EFRİN, HESEKE VE AMUDE
İşte böyle bir ortamda ve Rojava’da PDK eseri parçalılık üzerinden saldırılar başlatıldı. Kürtler arası birliğe izin verilmeyecekti, zira Kürtlerin devrim sürecinin yaşandığı Rojava’da birlik olması dört parça Kürdistan’da birlik olması demekti. Bu devrim, her dört parçayı da ciddi derecede etkileyecekti. Bu yüzden başta Türkiye olmak üzere İran ve diğer bölge ülkeleri ile ABD, Fransa, İngiltere, Almanya, Rusya, rahatsız oldu. Bu yüzden zaten var olan ancak Rojava devrimi süreciyle etkisizleşmeye başlayan "kendilerine göre Kürtler"ini yeniden güçlendirmeye, devrimi kendi lehlerine çekmeye giriştiler. Saldırı planlarının uluslararası güçler tarafından ve Türkiye’de yapıldığı konusu artık tartışma götürmez bir gerçek. Zira Efrîn ve Amudê’de gerçekleştirilen saldırılarda şimdilik ortaya çıkan bilgi, belge ve bulgular bunu kanıtlamaya yetecek düzeyde.

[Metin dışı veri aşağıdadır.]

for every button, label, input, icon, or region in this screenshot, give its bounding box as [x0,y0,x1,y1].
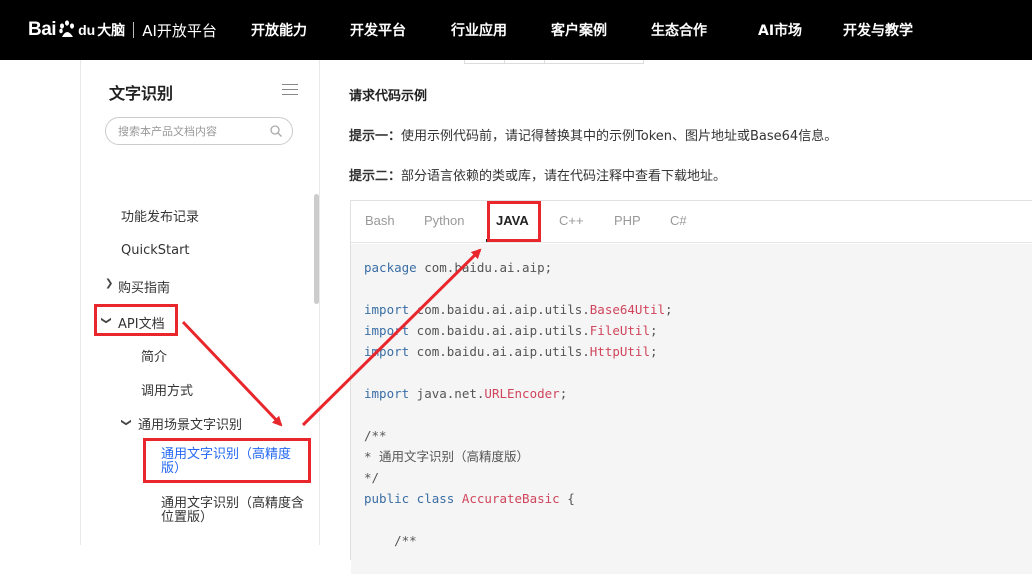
arrow-api-to-item [181,320,283,427]
annotation-arrows [181,248,482,427]
arrow-item-to-java [301,248,482,427]
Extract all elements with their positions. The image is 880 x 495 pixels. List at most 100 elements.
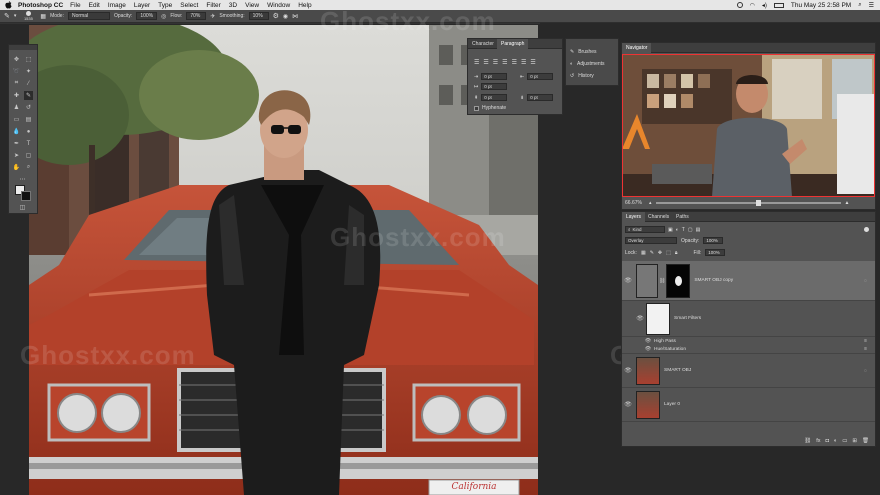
more-tools-icon[interactable]: ⋯ [18, 175, 27, 184]
menu-list-icon[interactable]: ☰ [869, 2, 874, 9]
navigator-view-box[interactable] [622, 54, 875, 197]
hand-tool-icon[interactable]: ✋ [12, 163, 21, 172]
adjustment-layer-icon[interactable]: ◐ [834, 438, 837, 444]
magic-wand-icon[interactable]: ✦ [24, 67, 33, 76]
menu-image[interactable]: Image [108, 2, 126, 9]
space-after-field[interactable]: 0 pt [527, 94, 554, 101]
history-brush-icon[interactable]: ↺ [24, 103, 33, 112]
zoom-tool-icon[interactable]: ⌕ [24, 163, 33, 172]
tab-navigator[interactable]: Navigator [622, 43, 652, 53]
tools-panel-header[interactable] [9, 45, 37, 50]
dodge-tool-icon[interactable]: ● [24, 127, 33, 136]
indent-first-field[interactable]: 0 pt [481, 83, 508, 90]
slider-thumb[interactable] [755, 200, 761, 206]
panel-item-adjustments[interactable]: ◐ Adjustments [570, 61, 605, 67]
indent-right-field[interactable]: 0 pt [527, 73, 554, 80]
filter-smart-icon[interactable]: ▤ [696, 227, 701, 233]
airbrush-icon[interactable]: ✈ [210, 13, 215, 20]
battery-icon[interactable] [773, 2, 784, 8]
eraser-icon[interactable]: ▭ [12, 115, 21, 124]
lasso-tool-icon[interactable]: ➰ [12, 67, 21, 76]
filter-pixel-icon[interactable]: ▣ [668, 227, 673, 233]
fill-field[interactable]: 100% [705, 249, 726, 256]
layer-opacity-field[interactable]: 100% [703, 237, 724, 244]
canvas-image[interactable]: California [29, 25, 538, 495]
lock-pixels-icon[interactable]: ▦ [641, 250, 646, 256]
lock-artboard-icon[interactable]: ⬚ [666, 250, 671, 256]
align-right-icon[interactable]: ☰ [493, 59, 498, 66]
indent-left-field[interactable]: 0 pt [481, 73, 508, 80]
pen-tool-icon[interactable]: ✒ [12, 139, 21, 148]
menu-select[interactable]: Select [180, 2, 198, 9]
justify-center-icon[interactable]: ☰ [512, 59, 517, 66]
layer-row-high-pass[interactable]: 👁︎ High Pass ≡ [622, 337, 875, 345]
add-mask-icon[interactable]: ◘ [826, 438, 829, 444]
lock-move-icon[interactable]: ✥ [658, 250, 662, 256]
layer-row-smart-obj[interactable]: 👁︎ SMART OBJ ◌ [622, 354, 875, 388]
crop-tool-icon[interactable]: ⌗ [12, 79, 21, 88]
background-color-swatch[interactable] [21, 191, 31, 201]
visibility-eye-icon[interactable]: 👁︎ [622, 277, 634, 284]
panel-item-history[interactable]: ↺ History [570, 73, 594, 79]
visibility-eye-icon[interactable]: 👁︎ [634, 315, 646, 322]
visibility-eye-icon[interactable]: 👁︎ [642, 338, 654, 344]
type-tool-icon[interactable]: T [24, 139, 33, 148]
justify-right-icon[interactable]: ☰ [521, 59, 526, 66]
filter-adjustment-icon[interactable]: ◐ [676, 227, 679, 233]
menu-type[interactable]: Type [158, 2, 172, 9]
space-before-field[interactable]: 0 pt [481, 94, 508, 101]
apple-icon[interactable] [4, 1, 12, 9]
tab-paragraph[interactable]: Paragraph [497, 39, 529, 49]
healing-brush-icon[interactable]: ✚ [12, 91, 21, 100]
kind-filter-select[interactable]: ⌕ Kind [625, 226, 665, 233]
zoom-in-icon[interactable]: ▲ [845, 200, 850, 206]
navigator-zoom-value[interactable]: 66.67% [625, 200, 645, 206]
new-group-icon[interactable]: ▭ [842, 438, 847, 444]
marquee-tool-icon[interactable]: ⬚ [24, 55, 33, 64]
tab-paths[interactable]: Paths [672, 212, 693, 222]
gear-icon[interactable]: ⚙ [273, 12, 279, 20]
smart-filter-mask-thumbnail[interactable] [646, 302, 670, 335]
navigator-preview[interactable] [622, 54, 875, 197]
brush-preset-picker[interactable]: 1535 [20, 11, 36, 21]
justify-left-icon[interactable]: ☰ [502, 59, 507, 66]
shape-tool-icon[interactable]: ▢ [24, 151, 33, 160]
layer-row-smart-filters[interactable]: 👁︎ Smart Filters [622, 301, 875, 337]
menu-filter[interactable]: Filter [206, 2, 220, 9]
align-center-icon[interactable]: ☰ [483, 59, 488, 66]
zoom-out-icon[interactable]: ▴ [649, 200, 652, 206]
menu-view[interactable]: View [245, 2, 259, 9]
quick-mask-icon[interactable]: ◫ [18, 203, 27, 212]
filter-toggle[interactable] [864, 227, 869, 232]
filter-shape-icon[interactable]: ▢ [688, 227, 693, 233]
tab-channels[interactable]: Channels [644, 212, 673, 222]
menu-help[interactable]: Help [298, 2, 311, 9]
app-name[interactable]: Photoshop CC [18, 2, 63, 9]
blur-tool-icon[interactable]: 💧 [12, 127, 21, 136]
filter-options-icon[interactable]: ≡ [864, 338, 867, 344]
smoothing-field[interactable]: 10% [248, 12, 269, 20]
brush-tool-icon[interactable]: ✎ [24, 91, 33, 100]
align-left-icon[interactable]: ☰ [474, 59, 479, 66]
chevron-down-icon[interactable]: ▾ [14, 13, 17, 19]
layer-row-layer-0[interactable]: 👁︎ Layer 0 [622, 388, 875, 422]
justify-all-icon[interactable]: ☰ [530, 59, 535, 66]
opacity-field[interactable]: 100% [136, 12, 158, 20]
search-icon[interactable]: ⌕ [858, 2, 861, 9]
menu-edit[interactable]: Edit [89, 2, 100, 9]
volume-icon[interactable]: ◂) [762, 2, 767, 9]
path-selection-icon[interactable]: ➤ [12, 151, 21, 160]
lock-icon[interactable]: 🔒︎ [675, 250, 678, 256]
filter-type-icon[interactable]: T [682, 227, 685, 233]
pressure-opacity-icon[interactable]: ◎ [161, 13, 166, 20]
visibility-eye-icon[interactable]: 👁︎ [642, 346, 654, 352]
move-tool-icon[interactable]: ✥ [12, 55, 21, 64]
filter-options-icon[interactable]: ≡ [864, 346, 867, 352]
menu-layer[interactable]: Layer [134, 2, 150, 9]
pressure-size-icon[interactable]: ◉ [283, 13, 288, 20]
eyedropper-icon[interactable]: ⁄ [24, 79, 33, 88]
flow-field[interactable]: 70% [186, 12, 207, 20]
symmetry-icon[interactable]: ⋈ [292, 13, 298, 20]
datetime[interactable]: Thu May 25 2:58 PM [791, 2, 851, 9]
mode-select[interactable]: Normal [67, 12, 110, 20]
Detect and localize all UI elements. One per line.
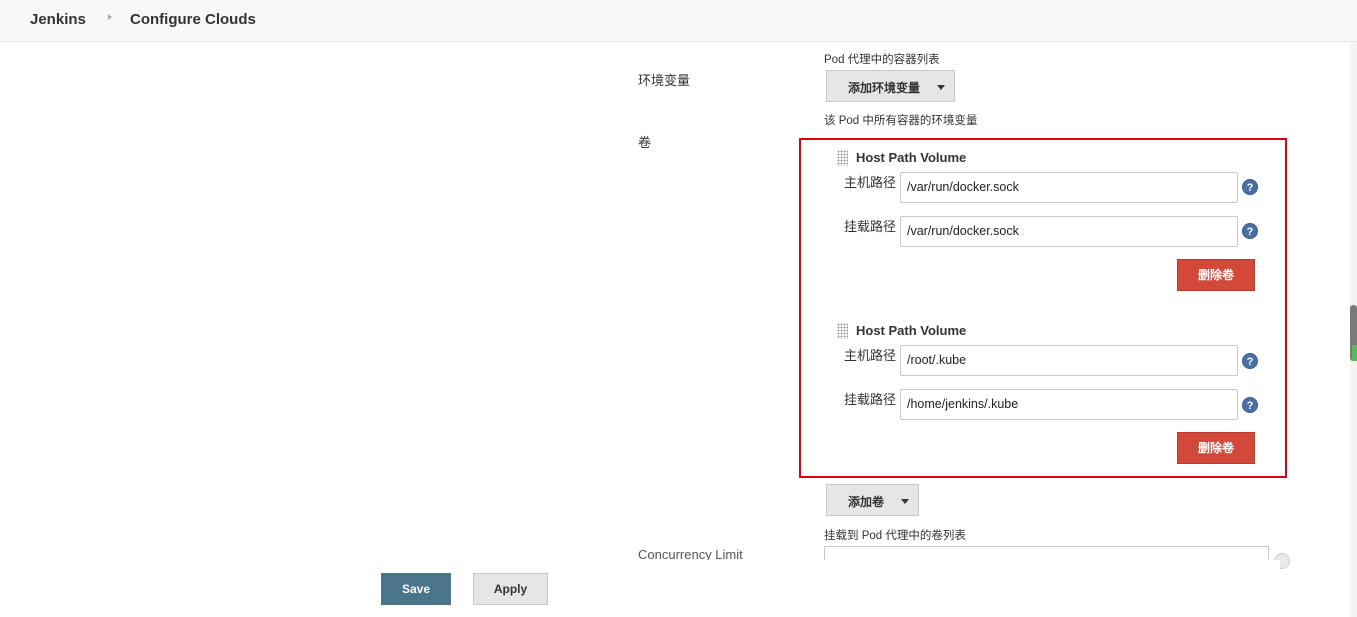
chevron-down-icon <box>937 85 945 90</box>
breadcrumb-jenkins[interactable]: Jenkins <box>30 11 86 28</box>
chevron-down-icon <box>901 499 909 504</box>
add-volume-button-label: 添加卷 <box>848 495 885 509</box>
volumes-label: 卷 <box>638 135 652 150</box>
env-label: 环境变量 <box>638 73 691 88</box>
mount-path-input[interactable]: /home/jenkins/.kube <box>900 389 1238 420</box>
volume-title: Host Path Volume <box>856 150 967 165</box>
delete-volume-button[interactable]: 删除卷 <box>1177 432 1255 464</box>
add-env-button-label: 添加环境变量 <box>848 81 921 95</box>
help-icon[interactable]: ? <box>1242 353 1258 369</box>
scrollbar-marker <box>1352 345 1357 361</box>
host-path-label: 主机路径 <box>844 175 897 190</box>
mount-path-label: 挂载路径 <box>844 392 897 407</box>
add-env-button[interactable]: 添加环境变量 <box>826 70 955 102</box>
breadcrumb-configure-clouds[interactable]: Configure Clouds <box>130 11 256 28</box>
mount-path-input[interactable]: /var/run/docker.sock <box>900 216 1238 247</box>
apply-button[interactable]: Apply <box>473 573 548 605</box>
host-path-input[interactable]: /var/run/docker.sock <box>900 172 1238 203</box>
breadcrumb-separator-icon <box>108 14 112 20</box>
drag-handle-icon[interactable] <box>837 150 848 166</box>
add-volume-button[interactable]: 添加卷 <box>826 484 919 516</box>
volumes-hint: 挂载到 Pod 代理中的卷列表 <box>824 530 966 542</box>
breadcrumb-bar: Jenkins Configure Clouds <box>0 0 1357 42</box>
help-icon[interactable]: ? <box>1242 179 1258 195</box>
delete-volume-button[interactable]: 删除卷 <box>1177 259 1255 291</box>
save-button[interactable]: Save <box>381 573 451 605</box>
mount-path-label: 挂载路径 <box>844 219 897 234</box>
container-list-hint: Pod 代理中的容器列表 <box>824 54 940 66</box>
host-path-label: 主机路径 <box>844 348 897 363</box>
host-path-input[interactable]: /root/.kube <box>900 345 1238 376</box>
help-icon[interactable]: ? <box>1242 397 1258 413</box>
env-hint: 该 Pod 中所有容器的环境变量 <box>824 115 978 127</box>
volume-title: Host Path Volume <box>856 323 967 338</box>
drag-handle-icon[interactable] <box>837 323 848 339</box>
help-icon[interactable]: ? <box>1242 223 1258 239</box>
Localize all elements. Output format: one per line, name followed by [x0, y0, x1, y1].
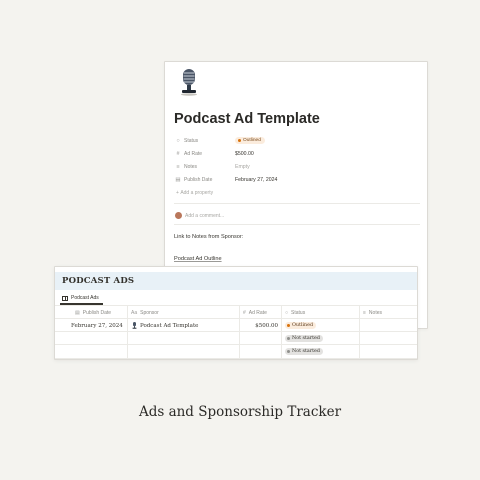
add-property-label: Add a property	[180, 190, 214, 196]
property-ad-rate[interactable]: # Ad Rate	[175, 148, 202, 160]
column-label: Ad Rate	[248, 309, 267, 316]
property-label: Status	[184, 138, 199, 144]
status-badge[interactable]: Outlined	[235, 137, 265, 144]
database-card: PODCAST ADS Podcast Ads ▤ Publish Date Aa…	[54, 266, 418, 360]
property-notes[interactable]: ≡ Notes	[175, 161, 197, 173]
cell-value: February 27, 2024	[71, 322, 123, 329]
page-title: Podcast Ad Template	[174, 111, 320, 127]
status-icon: ○	[285, 309, 289, 316]
status-value: Not started	[292, 349, 320, 354]
property-label: Ad Rate	[184, 151, 203, 157]
microphone-icon	[132, 322, 137, 329]
comment-input[interactable]: Add a comment...	[185, 213, 224, 219]
publish-date-value[interactable]: February 27, 2024	[235, 177, 277, 183]
status-badge: Not started	[285, 348, 323, 355]
ad-rate-cell[interactable]	[239, 345, 281, 358]
microphone-icon	[181, 69, 197, 96]
database-header: PODCAST ADS	[55, 272, 417, 290]
column-label: Publish Date	[82, 309, 112, 316]
database-title: PODCAST ADS	[62, 276, 135, 286]
text-icon: Aa	[131, 309, 138, 316]
status-value: Outlined	[243, 138, 261, 143]
number-icon: #	[243, 309, 246, 316]
status-value: Outlined	[292, 323, 314, 328]
divider	[174, 203, 420, 204]
avatar	[175, 212, 182, 219]
notes-value[interactable]: Empty	[235, 164, 250, 170]
calendar-icon: ▤	[75, 309, 80, 316]
text-lines-icon: ≡	[363, 309, 366, 316]
property-label: Notes	[184, 164, 198, 170]
tab-label: Podcast Ads	[71, 295, 99, 301]
status-icon: ○	[176, 138, 180, 144]
table-header-row: ▤ Publish Date Aa Sponsor # Ad Rate ○ Status…	[55, 305, 417, 319]
calendar-icon: ▤	[175, 177, 181, 183]
table-icon	[62, 295, 68, 301]
divider	[174, 224, 420, 225]
status-cell[interactable]: Not started	[281, 345, 359, 358]
status-badge: Outlined	[285, 322, 317, 329]
column-label: Notes	[368, 309, 382, 316]
status-value: Not started	[292, 336, 320, 341]
property-publish-date[interactable]: ▤ Publish Date	[175, 174, 212, 186]
table-row[interactable]: Not started	[55, 344, 417, 359]
text-lines-icon: ≡	[176, 164, 180, 170]
table-row[interactable]: Not started	[55, 331, 417, 345]
table-row[interactable]: February 27, 2024 Podcast Ad Template $5…	[55, 318, 417, 332]
notes-cell[interactable]	[359, 345, 417, 358]
ad-outline-link[interactable]: Podcast Ad Outline	[174, 256, 222, 262]
cell-value: $500.00	[255, 322, 278, 329]
sponsor-notes-label: Link to Notes from Sponsor:	[174, 234, 244, 240]
add-property-button[interactable]: + Add a property	[176, 190, 213, 196]
status-dot	[238, 139, 241, 142]
property-status[interactable]: ○ Status	[175, 135, 198, 147]
publish-date-cell[interactable]	[55, 345, 127, 358]
caption: Ads and Sponsorship Tracker	[138, 404, 342, 420]
status-badge: Not started	[285, 335, 323, 342]
property-label: Publish Date	[184, 177, 213, 183]
column-label: Status	[291, 309, 306, 316]
sponsor-cell[interactable]	[127, 345, 239, 358]
cell-value: Podcast Ad Template	[140, 322, 199, 329]
ad-rate-value[interactable]: $500.00	[235, 151, 254, 157]
column-label: Sponsor	[140, 309, 159, 316]
number-icon: #	[176, 151, 180, 157]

Amudê’de yaşananlar için Türk Genelkurmay Başkanlığı bile açıklama yaptı. Bu açıklamadaki Kürt tasnifine bakılırsa bile yeterlidir. Çete grubu üyelerinin Kızıltepe’deki 4. Hudut Alayı'na ulaştıkları, tedavi altına alındıkları itirafı da bonusuydu. Türk Genelkurmayı itirafnamesi, Amudê olaylarının önceden Türkiye ve Türkiye’yi mesken tutan Abdulbasut Seyda, Selahattin Bedrettin ile Güney Kürdistan’ın Hewlêr'i mesken tutan Mustafa Cuma ve Abdülhekim Beşar’ın tetikçiler olduğunu ifşa etmekle kalmıyor, Güney Kürdistan yönetiminin uğursuz rolünü de ekliyor. Zaten saldıran ÖSO’ya bağlı çete grupları olsa da öncülük yapanın, bu gruplar içindeki Azadi ve El Parti’ye bağlı "Kürt gençleri" olduğu biliniyordu. Efrîn'deki saldırılarda yer alan Azadi’ye bağlı 6 genç, vehameti anladıkları için YPG'ye gelerek, açıklamalarda bulundu.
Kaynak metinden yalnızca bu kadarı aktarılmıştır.